DNSSEC upgrade

Edwardo Garcia wdgarc88 at gmail.com
Fri Apr 30 01:05:38 UTC 2021


Halo Tony,
Thank you, wow ecdsa-p256-sha256 produce keys 1/10th the size of rsa,
strange how this better but we have made change as
from your howto, thank you, now 24 hour and all seems ok from what we tell,
and the test site says all good.

One question however it talk about longest TTL, does this mean also root
TLD zones (.com, .net) which from memory are 48 hours, so before we delete
old keys we need wait 48 hours, even though our zone TTL was 24 ?

Thank you, wow much much easy than I hoped for :-)

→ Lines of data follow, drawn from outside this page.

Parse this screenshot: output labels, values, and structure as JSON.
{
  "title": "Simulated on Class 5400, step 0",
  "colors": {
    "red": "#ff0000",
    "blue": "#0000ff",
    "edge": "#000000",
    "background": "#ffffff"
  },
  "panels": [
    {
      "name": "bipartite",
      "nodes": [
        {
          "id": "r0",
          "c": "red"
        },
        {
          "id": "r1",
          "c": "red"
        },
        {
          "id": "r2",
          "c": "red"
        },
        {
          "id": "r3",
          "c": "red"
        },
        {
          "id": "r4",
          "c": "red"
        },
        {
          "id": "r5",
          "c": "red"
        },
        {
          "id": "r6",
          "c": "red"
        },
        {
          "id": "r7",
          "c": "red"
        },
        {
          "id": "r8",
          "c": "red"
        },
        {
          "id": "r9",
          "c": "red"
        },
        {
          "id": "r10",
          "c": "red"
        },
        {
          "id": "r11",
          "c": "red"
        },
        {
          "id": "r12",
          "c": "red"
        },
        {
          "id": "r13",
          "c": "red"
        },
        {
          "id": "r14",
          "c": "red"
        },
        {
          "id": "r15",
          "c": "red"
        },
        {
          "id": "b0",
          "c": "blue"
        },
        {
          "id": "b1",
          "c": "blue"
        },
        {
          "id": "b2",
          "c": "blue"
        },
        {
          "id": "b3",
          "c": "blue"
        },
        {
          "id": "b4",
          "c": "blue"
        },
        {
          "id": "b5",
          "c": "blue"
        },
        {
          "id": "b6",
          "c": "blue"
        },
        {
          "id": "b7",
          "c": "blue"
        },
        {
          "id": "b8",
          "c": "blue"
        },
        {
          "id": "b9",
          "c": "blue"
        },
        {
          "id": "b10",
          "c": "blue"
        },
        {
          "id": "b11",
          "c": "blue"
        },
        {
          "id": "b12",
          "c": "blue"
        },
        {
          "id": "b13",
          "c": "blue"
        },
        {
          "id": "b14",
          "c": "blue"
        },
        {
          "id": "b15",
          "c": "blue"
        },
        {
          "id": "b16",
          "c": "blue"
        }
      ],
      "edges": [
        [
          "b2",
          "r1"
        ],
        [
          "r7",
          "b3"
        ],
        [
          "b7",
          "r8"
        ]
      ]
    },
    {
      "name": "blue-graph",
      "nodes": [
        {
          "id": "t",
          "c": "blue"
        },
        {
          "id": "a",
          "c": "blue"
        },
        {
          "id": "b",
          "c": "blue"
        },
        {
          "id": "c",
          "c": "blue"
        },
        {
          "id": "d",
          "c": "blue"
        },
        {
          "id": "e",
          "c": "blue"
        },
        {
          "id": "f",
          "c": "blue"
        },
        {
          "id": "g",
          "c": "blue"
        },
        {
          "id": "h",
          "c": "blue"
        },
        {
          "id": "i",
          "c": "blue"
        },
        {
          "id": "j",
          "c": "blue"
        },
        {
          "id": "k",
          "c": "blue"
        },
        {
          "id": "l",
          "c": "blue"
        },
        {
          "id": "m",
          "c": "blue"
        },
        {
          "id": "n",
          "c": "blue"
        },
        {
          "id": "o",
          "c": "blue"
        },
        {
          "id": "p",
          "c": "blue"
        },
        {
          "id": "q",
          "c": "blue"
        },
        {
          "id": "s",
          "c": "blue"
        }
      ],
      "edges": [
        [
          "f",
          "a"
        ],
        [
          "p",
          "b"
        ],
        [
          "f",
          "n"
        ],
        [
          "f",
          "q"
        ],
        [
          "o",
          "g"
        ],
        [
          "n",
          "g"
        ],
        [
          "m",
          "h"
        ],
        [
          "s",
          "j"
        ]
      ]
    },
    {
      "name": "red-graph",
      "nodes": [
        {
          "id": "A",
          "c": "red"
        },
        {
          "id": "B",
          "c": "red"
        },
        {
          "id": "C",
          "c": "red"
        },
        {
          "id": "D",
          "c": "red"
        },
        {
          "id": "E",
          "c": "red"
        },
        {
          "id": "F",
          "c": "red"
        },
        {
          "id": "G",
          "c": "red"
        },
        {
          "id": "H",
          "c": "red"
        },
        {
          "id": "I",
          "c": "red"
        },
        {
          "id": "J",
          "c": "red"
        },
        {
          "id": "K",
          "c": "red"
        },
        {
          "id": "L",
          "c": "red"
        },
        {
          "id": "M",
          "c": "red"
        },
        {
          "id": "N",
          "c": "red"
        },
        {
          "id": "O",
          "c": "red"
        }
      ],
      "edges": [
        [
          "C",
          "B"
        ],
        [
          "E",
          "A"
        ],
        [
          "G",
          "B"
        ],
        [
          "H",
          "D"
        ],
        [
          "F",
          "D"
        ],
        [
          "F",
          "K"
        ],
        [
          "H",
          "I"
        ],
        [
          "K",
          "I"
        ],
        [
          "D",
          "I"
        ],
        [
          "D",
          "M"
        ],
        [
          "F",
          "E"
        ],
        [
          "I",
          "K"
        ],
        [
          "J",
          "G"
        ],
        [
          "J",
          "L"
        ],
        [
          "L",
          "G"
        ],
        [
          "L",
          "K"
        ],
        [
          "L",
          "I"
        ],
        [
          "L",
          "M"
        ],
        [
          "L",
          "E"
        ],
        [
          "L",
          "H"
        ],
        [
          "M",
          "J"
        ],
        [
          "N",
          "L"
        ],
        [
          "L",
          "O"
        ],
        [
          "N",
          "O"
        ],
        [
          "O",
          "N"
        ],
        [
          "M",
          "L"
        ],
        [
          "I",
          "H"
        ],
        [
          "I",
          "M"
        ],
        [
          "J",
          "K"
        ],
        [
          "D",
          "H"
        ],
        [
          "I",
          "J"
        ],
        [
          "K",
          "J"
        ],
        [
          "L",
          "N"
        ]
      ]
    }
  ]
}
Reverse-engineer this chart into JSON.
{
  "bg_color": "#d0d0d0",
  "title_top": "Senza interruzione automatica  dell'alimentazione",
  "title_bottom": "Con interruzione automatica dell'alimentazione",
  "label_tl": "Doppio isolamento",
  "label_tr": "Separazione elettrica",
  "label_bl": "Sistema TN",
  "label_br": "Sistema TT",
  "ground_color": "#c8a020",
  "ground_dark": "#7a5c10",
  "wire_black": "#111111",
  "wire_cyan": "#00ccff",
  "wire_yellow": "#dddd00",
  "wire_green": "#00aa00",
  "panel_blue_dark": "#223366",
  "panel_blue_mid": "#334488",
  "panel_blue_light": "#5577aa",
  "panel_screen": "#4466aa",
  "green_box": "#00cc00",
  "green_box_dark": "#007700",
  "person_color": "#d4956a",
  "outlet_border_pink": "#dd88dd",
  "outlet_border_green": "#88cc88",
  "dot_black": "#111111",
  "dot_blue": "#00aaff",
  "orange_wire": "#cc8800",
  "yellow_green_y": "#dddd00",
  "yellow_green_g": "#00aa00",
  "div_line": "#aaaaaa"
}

On Wed, Apr 28, 2021 at 12:08 PM Tony Finch <dot at dotat.at> wrote:

> Edwardo Garcia <wdgarc88 at gmail.com> wrote:
> >
> > Many year ago we set up DNSSEC, our key were generated with sha1 as was
> > recommended way back all them years. We too are not DNSSEC guru, so some
> > answer may be simple
>
> Well, you are going to do an algorithm rollover, which is one of the more
> tricky things you can do with DNSSEC. So, plan to do some testing, a trial
> run, with a spare zone that you can break without worrying.
>
> If you like to understand things by getting an idea of the wider context
> then there are a couple of RFCs on the general subject of key rollovers.
> The parts that are most relevant are the algorithm rollover section in RFC
> 6781 and the double-KSK section in RFC 7583.
>
> https://tools.ietf.org/html/rfc6781
> https://tools.ietf.org/html/rfc7583
>
> DNSSEC has got easier since those RFCs were written, so you might as well
> just skip to the howto bits below :-) It turns out, I wrote most of this
> reply over a year ago...
>
> > Also we use ZSK -b 1024 and KSK -b 4096
> > even modern google from apnic show example  ZSK of only 1024? is this
> still
> > secure?
>
> The current recommendation for DNSSEC algorithms is:
>
>   * you already know you want to choose something based on sha256 - it's
>     secure enough, so there's no need for bigger hashes
>
>   * ecdsa-p256-sha256 (13) is the best choice, because it is widely
>     supported and produces small signatures
>
>   * if you must use RSA, use 2048 bit keys for both zsk and ksk. 1024 bits
>     is not secure; 2048 has a roughly comparable security level to sha256
>     (112ish bits vs 128 bits); 4096 is big and slow and probably not worth
>     the cost
>
>   * I would like to be able to deploy ed25519 (a better elliptic curve
>     than p256) but it is not yet supported well enough
>
> > Is best practise for doing this, replacing the keys completely, more or
> > less like start fresh again?
> >
> > We do use inline signing and automatic maintain.
>
> I did a wholesale algorithm rollover from RSASHA1 to p256 around the end
> of 2019 and I wrote an algorithm rollover guide for colleagues in other
> parts of our university who run their own DNS. It's basically three steps
> with lots of waiting in between:
>
> https://www.dns.cam.ac.uk/news/2020-01-15-rollover.html
>
> The "Semi-automated DS updates" section probably isn't relevant to you,
> and the "Future" section has been made obsolete by dnssec-policy. But the
> rest of it should guide you through the essentials.
>
> (Also, the RIPE NCC does now support CDS records.)
>
> And use these DNS checking services to verify that it is working as
> expected:
>
> https://dnsviz.net/
>
> https://zonemaster.net/
>
> Tony.
> --
> f.anthony.n.finch  <dot at dotat.at>  https://dotat.at/
> Rattray Head to Berwick upon Tweed: North or northeast 4 or 5,
> occasionally 3 later. Slight or moderate. Showers. Good.